Laser Water Chiller: Heating

The previous Basement Laboratory generally stayed above 60 °F = 15 °C, so I set the LightObject water chiller’s low-temperature alarm accordingly.

Having reached the point where I can set up the laser in its new home, I connected the chiller tubes, filled the reservoir with distilled water (and a squirt of algaecide), connected the alarm wiring, turned it on, and had the cool water trigger an alarm:

LightObject Laser chiller - low temp alarm
LightObject Laser chiller – low temp alarm

Which was relayed to the controller:

KT332N Diagnostic display - water protect active
KT332N Diagnostic display – water protect active

Silencing the chiller’s alarm clears the error indicator in the controller, so it’s possible to Fire The Laser with too-cold water if necessary.

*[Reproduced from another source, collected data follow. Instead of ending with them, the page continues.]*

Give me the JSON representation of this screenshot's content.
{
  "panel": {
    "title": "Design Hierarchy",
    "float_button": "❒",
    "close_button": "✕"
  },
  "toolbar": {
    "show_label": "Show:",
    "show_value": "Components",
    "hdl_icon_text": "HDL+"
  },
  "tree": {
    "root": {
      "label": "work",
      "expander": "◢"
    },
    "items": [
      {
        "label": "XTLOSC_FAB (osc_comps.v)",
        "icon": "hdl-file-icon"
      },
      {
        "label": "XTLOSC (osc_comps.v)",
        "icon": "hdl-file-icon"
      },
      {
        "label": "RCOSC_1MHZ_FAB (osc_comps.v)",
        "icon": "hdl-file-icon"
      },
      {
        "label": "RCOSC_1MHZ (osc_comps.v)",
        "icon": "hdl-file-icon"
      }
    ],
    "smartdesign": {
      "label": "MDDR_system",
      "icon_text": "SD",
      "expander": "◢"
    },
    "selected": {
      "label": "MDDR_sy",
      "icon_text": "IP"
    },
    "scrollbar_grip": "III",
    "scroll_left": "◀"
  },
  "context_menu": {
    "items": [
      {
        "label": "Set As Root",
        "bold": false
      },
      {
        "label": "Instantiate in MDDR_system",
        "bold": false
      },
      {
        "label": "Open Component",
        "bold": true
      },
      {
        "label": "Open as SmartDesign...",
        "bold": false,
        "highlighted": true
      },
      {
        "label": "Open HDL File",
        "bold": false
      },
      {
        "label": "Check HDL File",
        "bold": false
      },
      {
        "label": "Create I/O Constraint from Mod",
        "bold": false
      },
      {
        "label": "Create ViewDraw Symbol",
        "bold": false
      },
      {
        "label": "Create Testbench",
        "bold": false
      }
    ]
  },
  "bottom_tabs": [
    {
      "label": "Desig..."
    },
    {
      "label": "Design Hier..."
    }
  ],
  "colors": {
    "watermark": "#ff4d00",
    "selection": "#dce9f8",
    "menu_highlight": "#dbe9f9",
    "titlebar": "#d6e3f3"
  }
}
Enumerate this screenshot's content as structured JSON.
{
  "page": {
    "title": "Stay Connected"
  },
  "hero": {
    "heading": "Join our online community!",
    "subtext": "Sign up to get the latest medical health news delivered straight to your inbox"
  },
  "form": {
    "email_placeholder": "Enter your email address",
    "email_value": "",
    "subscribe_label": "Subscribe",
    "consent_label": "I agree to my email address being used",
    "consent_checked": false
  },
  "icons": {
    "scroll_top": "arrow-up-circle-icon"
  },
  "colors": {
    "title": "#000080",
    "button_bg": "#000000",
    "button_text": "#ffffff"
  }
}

As with the previous icemaker chiller, plotting the water temperature as a function of time shows the pump adds some energy as it moves the water around the loop:

LightObject Q600 chiller - water heating
LightObject Q600 chiller – water heating

The gap in the data shows where I had a few other things to do, but the exponential rise is obvious. The chiller compressor starts at just over 21 °C and stops at just under 20 °C, so the exponential curve had gone about as far as it could go.

The numbers in the upper right of the plot give the weight of:

  • An empty water bottle
  • A full gallon bottle
  • The partially empty bottle used to top off the reservoir
  • How much water went into the chiller reservoir

The figures in the bottom mash the initial slope of that curve together with the weight of the water to find the 21 W required to heat the water at that rate, with a bank shot off British Thermal Units because why not.

A Kill-a-Watt meter shows the Q600 chiller draws 36 W with the pump running, which includes the controller and a column of blue LEDs behind the water level tube.

The pump (in the lower right) isn’t exactly water-cooled, but it’s not losing a lot of heat through that foam wrapper and maybe most of the heat really does come from the motor:

LightObject Laser chiller - right side internal view
LightObject Laser chiller – right side internal view

The basement temperature will rise as Spring becomes Summer, so the chiller will start working right away, and it’ll definitely get more exercise when the laser starts cutting again.

2 thoughts on “Laser Water Chiller: Heating

  1. So I’m very curious, at what temperature is the cold water actually a risk to the laser? Is the risk thermal expansion causing fatigue, or something else? I mean obviously if it was frozen that is not going to work, but how is the minimum safe level picked?

    1. AFAICT, the temperature doesn’t make much difference within 20 ± 5°C, so I set the thermostat for 20 ± 1 °C and the alarms at 15 and 25 °C. If it were in a normal room, rather than an unheated basement at winter temperatures, it would be perfectly happy.

      The chiller starts to lose traction during relatively high-power jobs lasting longer than a few minutes, so I think it’s underqualified for a 60 W laser, no matter what its specs say.